Tools processing VCF files are not required to preserve case in the allele String, except for IDs, which are case
sensitive. (String; no whitespace, commas, or angle-brackets are permitted in the ID String itself)
And from the VCF4.2 spec:
ALT - alternate base(s): Comma separated list of alternate non-reference alleles. These alleles do not have to
be called in any of the samples. Options are base Strings made up of the bases A,C,G,T,N,*, (case insensitive)
or an angle-bracketed ID String (“<ID>”) or a breakend replacement string as described in the section on
breakends. The ‘*’ allele is reserved to indicate that the allele is missing due to a upstream deletion. If there
are no alternative alleles, then the missing value should be used. Tools processing VCF files are not required
to preserve case in the allele String, except for IDs, which are case sensitive. (String; no whitespace, commas,
or angle-brackets are permitted in the ID String itself)
Ah, I see - we'd create IDs for the alleles. I think that's a reasonable thing to do?
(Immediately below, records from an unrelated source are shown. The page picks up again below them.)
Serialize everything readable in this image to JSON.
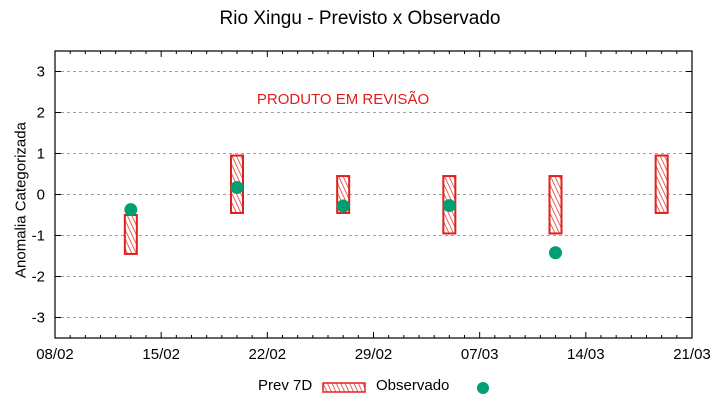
{
  "chart_data": {
    "type": "floating-bar+scatter",
    "title": "Rio Xingu - Previsto x Observado",
    "xlabel": "",
    "ylabel": "Anomalia Categorizada",
    "annotation": "PRODUTO EM REVISÃO",
    "xlim": [
      "08/02",
      "21/03"
    ],
    "ylim": [
      -3.5,
      3.5
    ],
    "x_ticks": [
      "08/02",
      "15/02",
      "22/02",
      "29/02",
      "07/03",
      "14/03",
      "21/03"
    ],
    "y_ticks": [
      3,
      2,
      1,
      0,
      -1,
      -2,
      -3
    ],
    "grid": "horizontal dashed",
    "legend_position": "bottom",
    "series": [
      {
        "name": "Prev 7D",
        "kind": "range-box",
        "color": "#e0201b",
        "points": [
          {
            "x": "13/02",
            "low": -1.45,
            "high": -0.5
          },
          {
            "x": "20/02",
            "low": -0.45,
            "high": 0.95
          },
          {
            "x": "27/02",
            "low": -0.45,
            "high": 0.45
          },
          {
            "x": "05/03",
            "low": -0.95,
            "high": 0.45
          },
          {
            "x": "12/03",
            "low": -0.95,
            "high": 0.45
          },
          {
            "x": "19/03",
            "low": -0.45,
            "high": 0.95
          }
        ]
      },
      {
        "name": "Observado",
        "kind": "point",
        "color": "#009e73",
        "points": [
          {
            "x": "13/02",
            "y": -0.37
          },
          {
            "x": "20/02",
            "y": 0.17
          },
          {
            "x": "27/02",
            "y": -0.28
          },
          {
            "x": "05/03",
            "y": -0.27
          },
          {
            "x": "12/03",
            "y": -1.42
          }
        ]
      }
    ]
  },
  "legend": {
    "prev_label": "Prev 7D",
    "obs_label": "Observado"
  }
}
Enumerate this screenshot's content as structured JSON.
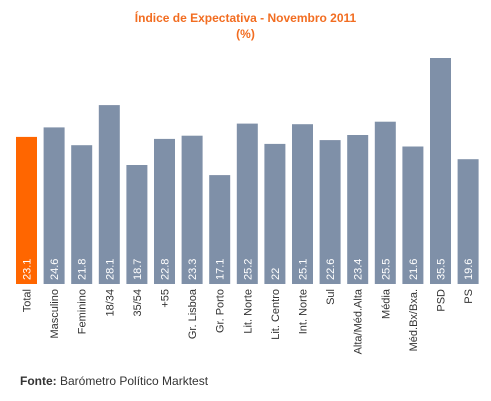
{
  "chart_data": {
    "type": "bar",
    "title": "Índice de Expectativa - Novembro 2011",
    "subtitle": "(%)",
    "categories": [
      "Total",
      "Masculino",
      "Feminino",
      "18/34",
      "35/54",
      "+55",
      "Gr. Lisboa",
      "Gr. Porto",
      "Lit. Norte",
      "Lit. Centro",
      "Int. Norte",
      "Sul",
      "Alta/Méd.Alta",
      "Média",
      "Méd.Bx/Bxa.",
      "PSD",
      "PS"
    ],
    "values": [
      23.1,
      24.6,
      21.8,
      28.1,
      18.7,
      22.8,
      23.3,
      17.1,
      25.2,
      22,
      25.1,
      22.6,
      23.4,
      25.5,
      21.6,
      35.5,
      19.6
    ],
    "value_labels": [
      "23.1",
      "24.6",
      "21.8",
      "28.1",
      "18.7",
      "22.8",
      "23.3",
      "17.1",
      "25.2",
      "22",
      "25.1",
      "22.6",
      "23.4",
      "25.5",
      "21.6",
      "35.5",
      "19.6"
    ],
    "highlight_index": 0,
    "colors": {
      "highlight": "#ff6600",
      "bar": "#7f90a8",
      "title": "#f26d21",
      "label": "#ffffff",
      "axis_text": "#333333"
    },
    "ylim": [
      0,
      35.5
    ],
    "grid": false,
    "legend": "none"
  },
  "source": {
    "label": "Fonte:",
    "text": "Barómetro Político Marktest"
  }
}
Ack, sorry, I should have noticed this issue earlier. This is the reason for pyslim.convert_alleles
, preceded by pyslim.generate_nucleotides
if what you have simulated in SLiM is not a nucleotide model.
So, doing
pyslim.convert_alleles(pyslim.generate_nucleotides(ts)).write_vcf(...)
should give you valid VCF from a SLiM simulation.
It seems that the ALT field being produce by
write_vcf()
is an integer. The VCF v4.2 spec indicates that the ALT field should be a nucleotide, a star, or a symbolic allele in angle brackets. The VCF v4.3 spec helpfully provides a regex:^([ACGTNacgtn]+|\*|\.)$
.This non-conformance becomes a problem when using
bcftools
filters. As a concrete example, I'm using the exclusion filter with TYPE!='snp' (bcftools view -e "TYPE!='snp'"
), which misinterprets the integers in the ALT column and thus excludes almost all sites.Ping @MleGhis.